HiComics propose depuis le 22 mai 2024 Kali, puissant tome unique qui marque le lecteur, et semble fort adapté à l’actualité cinématographique du moment. Disons-le clairement : Kali est une œuvre inspirée de l’univers Mad Max, plus précisément de Mad Max : Fury Road de 2015, et Furiosa : A Mad Max Saga actuellement en salles.
HiComics est ainsi légitime et intelligent dans sa sortie actuelle, pour ce Graphic Novel initialement publié par Dark Horse en août 2022. L’ensemble est réalisé par le scénariste Daniel Freedman, ancien éditeur et auteur indépendant (Burn the Orphanage, Undying Love…), et Robert Sammelin, connu pour ses productions dans la boutique de posters Mondo et le studio de jeux-vidéos DICE (Mirror’s Edge, Battlefield…).
Kali est donc un récit unique, de 176 pages avec quantité de croquis et de bonus, pour 24,95 € TTC. Dans une édition fort jolie et agréable à manier, qui permet de profiter des nombreuses qualités de l’œuvre.

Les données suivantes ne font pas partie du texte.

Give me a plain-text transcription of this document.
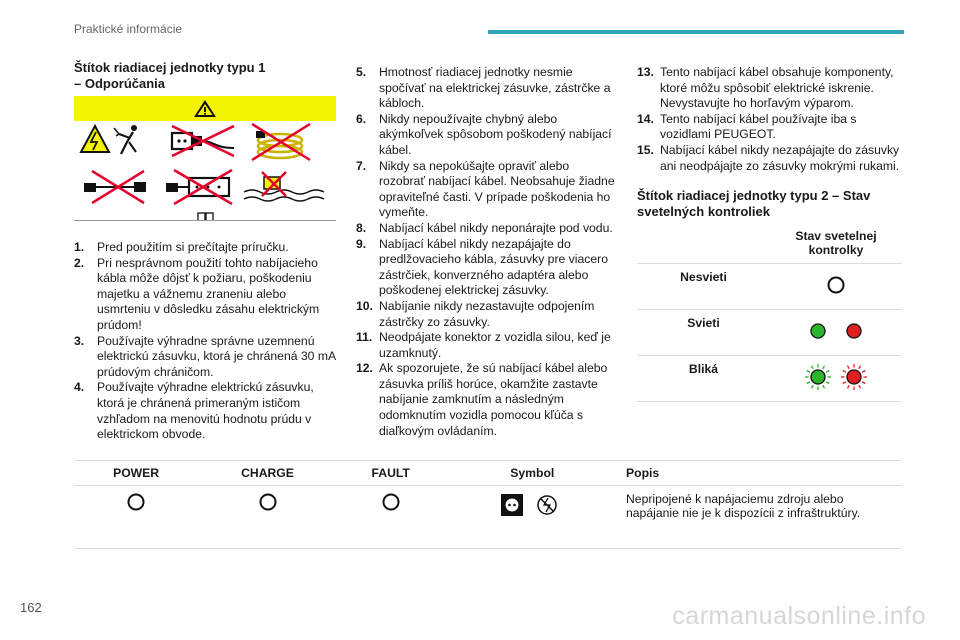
Praktické informácie

Štítok riadiacej jednotky typu 1
– Odporúčania

1. Pred použitím si prečítajte príručku.
2. Pri nesprávnom použití tohto nabíjacieho kábla môže dôjsť k požiaru, poškodeniu majetku a vážnemu zraneniu alebo usmrteniu v dôsledku zásahu elektrickým prúdom!
3. Používajte výhradne správne uzemnenú elektrickú zásuvku, ktorá je chránená 30 mA prúdovým chráničom.
4. Používajte výhradne elektrickú zásuvku, ktorá je chránená primeraným ističom vzhľadom na menovitú hodnotu prúdu v elektrickom obvode.
5. Hmotnosť riadiacej jednotky nesmie spočívať na elektrickej zásuvke, zástrčke a kábloch.
6. Nikdy nepoužívajte chybný alebo akýmkoľvek spôsobom poškodený nabíjací kábel.
7. Nikdy sa nepokúšajte opraviť alebo rozobrať nabíjací kábel. Neobsahuje žiadne opraviteľné časti. V prípade poškodenia ho vymeňte.
8. Nabíjací kábel nikdy neponárajte pod vodu.
9. Nabíjací kábel nikdy nezapájajte do predlžovacieho kábla, zásuvky pre viacero zástrčiek, konverzného adaptéra alebo poškodenej elektrickej zásuvky.
10. Nabíjanie nikdy nezastavujte odpojením zástrčky zo zásuvky.
11. Neodpájate konektor z vozidla silou, keď je uzamknutý.
12. Ak spozorujete, že sú nabíjací kábel alebo zásuvka príliš horúce, okamžite zastavte nabíjanie zamknutím a následným odomknutím vozidla pomocou kľúča s diaľkovým ovládaním.
13. Tento nabíjací kábel obsahuje komponenty, ktoré môžu spôsobiť elektrické iskrenie. Nevystavujte ho horľavým výparom.
14. Tento nabíjací kábel používajte iba s vozidlami PEUGEOT.
15. Nabíjací kábel nikdy nezapájajte do zásuvky ani neodpájajte zo zásuvky mokrými rukami.

Štítok riadiacej jednotky typu 2 – Stav
svetelných kontroliek

	Stav svetelnej kontrolky
Nesvieti	
Svieti	
Bliká	
POWER	CHARGE	FAULT	Symbol	Popis
				Nepripojené k napájaciemu zdroju alebo napájanie nie je k dispozícii z infraštruktúry.
162	carmanualsonline.info
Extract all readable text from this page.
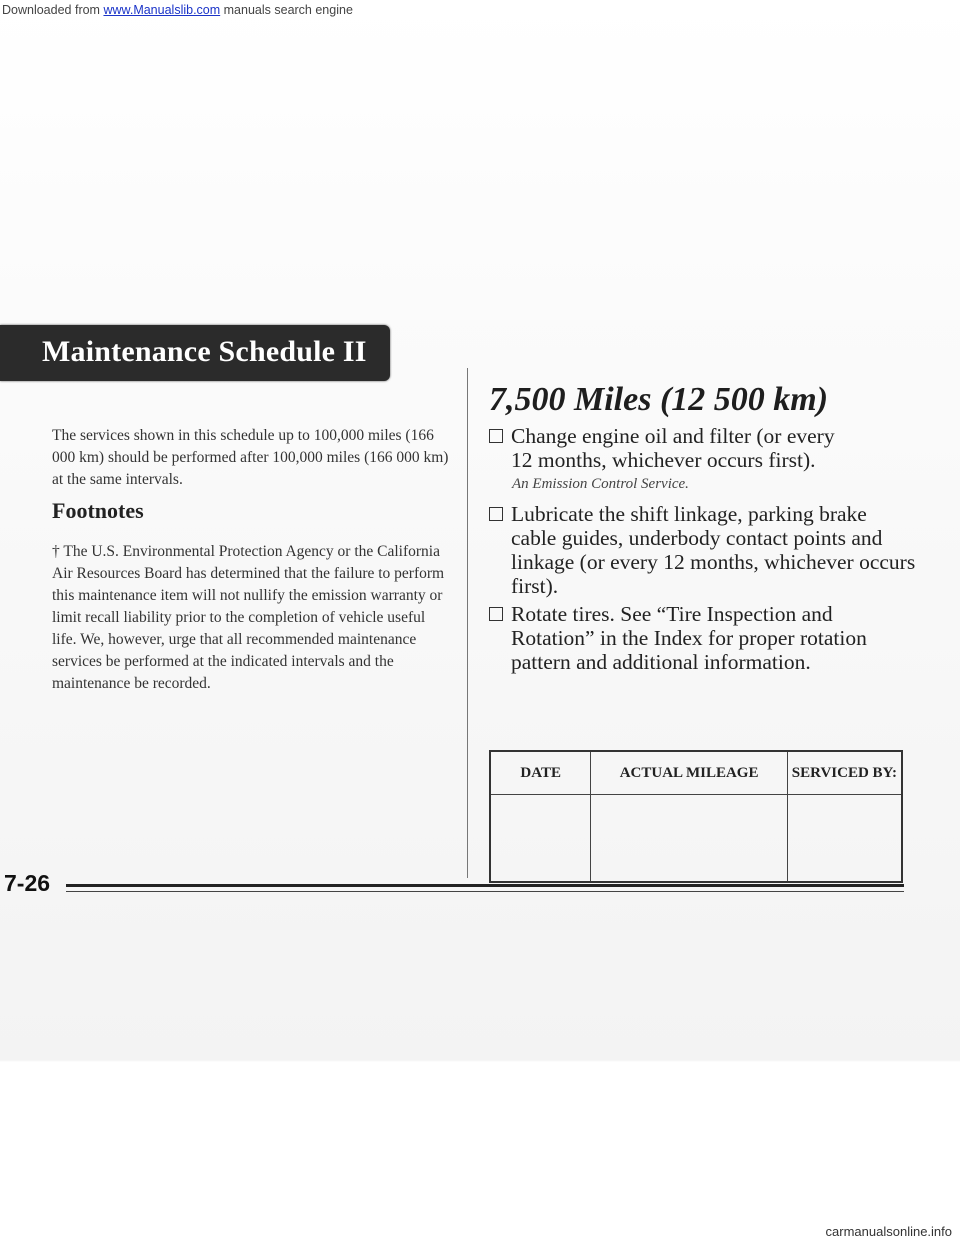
Downloaded from www.Manualslib.com manuals search engine
Maintenance Schedule II
The services shown in this schedule up to 100,000 miles (166 000 km) should be performed after 100,000 miles (166 000 km) at the same intervals.
Footnotes
† The U.S. Environmental Protection Agency or the California Air Resources Board has determined that the failure to perform this maintenance item will not nullify the emission warranty or limit recall liability prior to the completion of vehicle useful life. We, however, urge that all recommended maintenance services be performed at the indicated intervals and the maintenance be recorded.
7,500 Miles (12 500 km)
Change engine oil and filter (or every
12 months, whichever occurs first).
An Emission Control Service.
Lubricate the shift linkage, parking brake
cable guides, underbody contact points and linkage (or every 12 months, whichever occurs first).
Rotate tires. See “Tire Inspection and
Rotation” in the Index for proper rotation pattern and additional information.
DATE	ACTUAL MILEAGE	SERVICED BY:

7-26
carmanualsonline.info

Mais de quoi parle Kali, finalement ?
Dans un futur indéterminé, mais proche, le monde semble avoir basculé après une terrible guerre qui a fait chuter la civilisation. Plusieurs camps subsistent, notamment une armée brutale, appelée la Machine et menée par le Général mais aussi sa fille Adora. Des gangs se sont formés, pour résister ou vivre comme ils l’entendent, et la Machine entend les éradiquer.
Le récit débute avec Kali, trente ans, désormais emprisonnée par la Machine, avec d’autres que les soldats « trient » selon leur utilité. Elle est blessée, son couteau lui a été planté dans le dos par… des membres du gang qu’elle dirigeait. Les Matrikas se sont retournées contre elle et ses alliées, qui ont été tuées. Elle n’a plus rien, sauf une boule de fureur et l’envie de faire payer les responsables.
Commence alors une quête de vengeance pour Kali, pleine de rage et de destruction, afin de retrouver et faire payer les coupables. Pour confirmer, aussi, son désir absolu de liberté, quel qu’en soit le prix ; pour les autres, et pour elle.

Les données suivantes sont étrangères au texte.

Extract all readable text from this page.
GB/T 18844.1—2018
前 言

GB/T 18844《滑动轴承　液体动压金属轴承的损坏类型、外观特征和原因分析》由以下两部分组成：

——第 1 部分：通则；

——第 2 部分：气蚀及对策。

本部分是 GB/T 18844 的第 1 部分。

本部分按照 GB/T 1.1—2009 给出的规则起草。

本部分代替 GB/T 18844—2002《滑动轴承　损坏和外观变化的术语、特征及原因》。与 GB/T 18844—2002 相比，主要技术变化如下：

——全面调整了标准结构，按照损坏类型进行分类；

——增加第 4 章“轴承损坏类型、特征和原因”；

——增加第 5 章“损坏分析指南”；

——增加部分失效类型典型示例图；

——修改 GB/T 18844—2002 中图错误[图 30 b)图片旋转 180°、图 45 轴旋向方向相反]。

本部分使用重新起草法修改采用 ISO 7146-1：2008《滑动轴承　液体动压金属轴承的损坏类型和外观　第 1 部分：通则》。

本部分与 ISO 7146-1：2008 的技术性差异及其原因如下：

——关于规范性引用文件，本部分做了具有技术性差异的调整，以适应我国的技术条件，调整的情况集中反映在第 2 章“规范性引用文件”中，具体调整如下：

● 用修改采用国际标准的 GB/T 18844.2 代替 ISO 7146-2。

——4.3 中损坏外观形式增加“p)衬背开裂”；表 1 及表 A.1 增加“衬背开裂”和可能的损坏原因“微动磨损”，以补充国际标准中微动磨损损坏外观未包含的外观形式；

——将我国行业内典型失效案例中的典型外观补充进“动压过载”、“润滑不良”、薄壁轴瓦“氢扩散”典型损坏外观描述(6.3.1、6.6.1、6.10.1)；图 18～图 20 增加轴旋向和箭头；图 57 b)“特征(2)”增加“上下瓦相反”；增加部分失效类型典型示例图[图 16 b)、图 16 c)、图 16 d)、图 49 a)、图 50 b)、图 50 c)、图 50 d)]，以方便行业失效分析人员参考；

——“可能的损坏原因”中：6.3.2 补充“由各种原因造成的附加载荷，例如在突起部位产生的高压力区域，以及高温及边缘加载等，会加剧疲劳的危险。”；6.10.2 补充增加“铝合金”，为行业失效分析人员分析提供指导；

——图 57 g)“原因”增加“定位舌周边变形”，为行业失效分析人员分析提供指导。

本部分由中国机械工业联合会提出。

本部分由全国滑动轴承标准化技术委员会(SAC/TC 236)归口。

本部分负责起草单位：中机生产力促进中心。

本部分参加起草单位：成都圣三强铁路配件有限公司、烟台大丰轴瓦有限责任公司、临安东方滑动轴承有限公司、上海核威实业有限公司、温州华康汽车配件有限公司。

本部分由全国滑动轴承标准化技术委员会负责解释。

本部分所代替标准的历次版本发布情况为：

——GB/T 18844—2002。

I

On le comprend, Kali puise son inspiration dans les récits post-apocalyptique, et le plus connu est bien évidemment Mad Max. Les films de George Miller sont néanmoins tous différents, et Kali puise dans plusieurs aspects pour s’en inspirer, reprenant en un sens la course-poursuite brutale et intense de Fury Road tout en ayant l’aspect désespéré et mortel du premier opus.
Heureusement, Daniel Freedman ne cherche pas à créer des doubles de Furiosa ou Max. Le personnage-titre est en effet différent, extrêmement sèche et violente également, guère sympathique malgré des « excuses » pour son comportement, mais une révélation qui vient modifier le regard du lecteur sur elle.
Le récit se détache ainsi de l’hommage à Mad Max pour devenir un beau et terrible portrait de femme, incarnant initialement la vengeance mais qui, finalement, brûle d’un feu de liberté absolue, qui anéantit tout et tous ceux qui l’approchent.

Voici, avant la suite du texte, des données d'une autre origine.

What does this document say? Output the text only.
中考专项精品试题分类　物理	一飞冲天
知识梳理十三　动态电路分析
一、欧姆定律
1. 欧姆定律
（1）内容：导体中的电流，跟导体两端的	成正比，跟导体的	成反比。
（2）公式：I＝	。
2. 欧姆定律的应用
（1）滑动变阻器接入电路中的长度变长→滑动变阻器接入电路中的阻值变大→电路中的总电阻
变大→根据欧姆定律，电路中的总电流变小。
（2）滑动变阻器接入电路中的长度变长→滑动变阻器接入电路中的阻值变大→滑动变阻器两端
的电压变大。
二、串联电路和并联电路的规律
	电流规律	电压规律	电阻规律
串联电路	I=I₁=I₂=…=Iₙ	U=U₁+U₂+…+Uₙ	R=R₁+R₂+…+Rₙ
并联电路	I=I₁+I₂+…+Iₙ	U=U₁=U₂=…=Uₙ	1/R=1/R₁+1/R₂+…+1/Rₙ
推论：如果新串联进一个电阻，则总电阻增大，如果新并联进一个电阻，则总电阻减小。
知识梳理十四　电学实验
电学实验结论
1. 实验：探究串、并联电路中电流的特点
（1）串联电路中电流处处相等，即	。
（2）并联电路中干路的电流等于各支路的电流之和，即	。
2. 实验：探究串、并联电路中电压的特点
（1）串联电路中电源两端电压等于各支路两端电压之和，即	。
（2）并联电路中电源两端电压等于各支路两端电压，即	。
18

Kali se révèle donc être une histoire intense, puissante, pleine d’émotions et de contrastes sur un personnage plus profond et surtout moins « binaire » que l’on pouvait croire, au début. Daniel Freedman s’inspire du post-apocalyptique pour livrer un beau portrait de femme déterminée, acharnée à ne céder devant rien ni personne ; et ni pour rien, ni pour personne.
L’ensemble est particulièrement sombre, brutal oui, mais surtout désespéré et même nihiliste. L’œuvre ne propose guère d’espoir réel, ni dans sa fin particulièrement aride, ni dans son contenu extrêmement intense mais violent et sans concession.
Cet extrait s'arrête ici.